During the day, though, it’s as child-oriented as Natick, with its own carved wooden horse and plenty of comfortable, stylish green booths. (No fish tank, alas.) The menu, like Natick’s, features a kids’ section that includes Kayem hot dogs ($4.75 with drink and choice of fries, applesauce or fruit) and Kraft mac-and-cheese (same price, same choices). But the kids can have Kraft any time. Do them a favor and let them share your sandwich instead.
For you will, despite a few options in the salad and fried-seafood departments, be ordering a sandwich. Need it be said that the roast beef is the way to go? Rosily medium-rare beef, generously stacked, fills the sesame-seed bun — and a small ($5.95) is plenty. Get barbecue sauce or horseradish or even cheese if you insist, but true carnivores know that a swipe of mayo is all the beef needs to set off its succulence. Don’t mess with greatness.
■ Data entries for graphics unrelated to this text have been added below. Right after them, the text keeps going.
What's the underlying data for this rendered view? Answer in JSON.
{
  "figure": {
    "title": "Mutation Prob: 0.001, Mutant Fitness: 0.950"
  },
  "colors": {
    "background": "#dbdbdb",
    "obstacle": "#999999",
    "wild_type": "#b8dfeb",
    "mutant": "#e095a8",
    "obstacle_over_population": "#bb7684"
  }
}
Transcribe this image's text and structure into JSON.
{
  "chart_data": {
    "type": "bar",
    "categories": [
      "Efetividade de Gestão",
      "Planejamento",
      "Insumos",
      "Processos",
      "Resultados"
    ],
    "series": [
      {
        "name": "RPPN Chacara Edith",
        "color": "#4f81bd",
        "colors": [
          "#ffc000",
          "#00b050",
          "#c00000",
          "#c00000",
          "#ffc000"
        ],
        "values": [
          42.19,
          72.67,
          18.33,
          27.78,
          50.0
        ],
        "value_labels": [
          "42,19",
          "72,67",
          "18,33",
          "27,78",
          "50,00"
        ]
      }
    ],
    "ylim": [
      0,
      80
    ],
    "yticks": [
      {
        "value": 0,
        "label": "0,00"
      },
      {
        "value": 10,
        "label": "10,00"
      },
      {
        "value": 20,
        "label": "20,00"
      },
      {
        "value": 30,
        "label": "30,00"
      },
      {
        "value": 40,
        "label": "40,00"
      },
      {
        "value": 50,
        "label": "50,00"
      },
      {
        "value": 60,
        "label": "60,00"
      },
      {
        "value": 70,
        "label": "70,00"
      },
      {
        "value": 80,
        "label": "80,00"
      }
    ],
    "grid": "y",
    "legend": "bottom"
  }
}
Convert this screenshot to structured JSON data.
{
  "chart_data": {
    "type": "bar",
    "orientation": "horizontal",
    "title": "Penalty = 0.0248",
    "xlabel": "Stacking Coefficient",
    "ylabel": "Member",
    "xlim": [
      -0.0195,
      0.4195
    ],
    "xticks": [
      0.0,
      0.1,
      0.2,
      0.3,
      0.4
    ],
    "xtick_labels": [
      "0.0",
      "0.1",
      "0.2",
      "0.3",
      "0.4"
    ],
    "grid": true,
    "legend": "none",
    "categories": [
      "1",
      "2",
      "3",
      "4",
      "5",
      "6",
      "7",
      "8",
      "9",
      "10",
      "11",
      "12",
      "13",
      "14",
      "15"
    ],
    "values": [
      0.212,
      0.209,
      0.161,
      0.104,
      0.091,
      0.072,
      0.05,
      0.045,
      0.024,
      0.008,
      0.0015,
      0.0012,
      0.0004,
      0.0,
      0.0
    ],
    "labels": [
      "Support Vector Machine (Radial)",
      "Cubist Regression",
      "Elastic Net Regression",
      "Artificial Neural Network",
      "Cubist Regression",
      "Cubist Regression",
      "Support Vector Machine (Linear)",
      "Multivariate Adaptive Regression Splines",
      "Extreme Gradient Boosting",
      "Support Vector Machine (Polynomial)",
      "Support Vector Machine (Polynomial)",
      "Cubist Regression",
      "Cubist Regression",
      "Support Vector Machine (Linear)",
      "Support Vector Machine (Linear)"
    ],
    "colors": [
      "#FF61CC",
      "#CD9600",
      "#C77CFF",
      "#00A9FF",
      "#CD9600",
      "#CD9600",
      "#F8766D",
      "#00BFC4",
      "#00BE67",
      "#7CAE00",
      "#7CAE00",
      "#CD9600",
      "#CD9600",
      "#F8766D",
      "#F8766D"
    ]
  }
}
If, somehow, you’re at Kelly’s Roast Beef but don’t want roast beef, you do have other options. The reuben ($8.95) features plenty of pastrami, though it could use more sauerkraut for tang; the Russian dressing, served on the side, helps make up for that. The lobster roll ($16.95 with fries and onion rings — talk about overkill, and the onion rings need salt) brims with a bounty of large, tender chunks of meat, barely bound with mayo. Even in Allston, it summons a sea breeze.
Or, OK, fine, get the new vegetarian wrap ($5.95), a perfectly decent avocado-pepper-lettuce-tomato-onion rendition. But if that’s really what you want, are you sure you’re in the right place?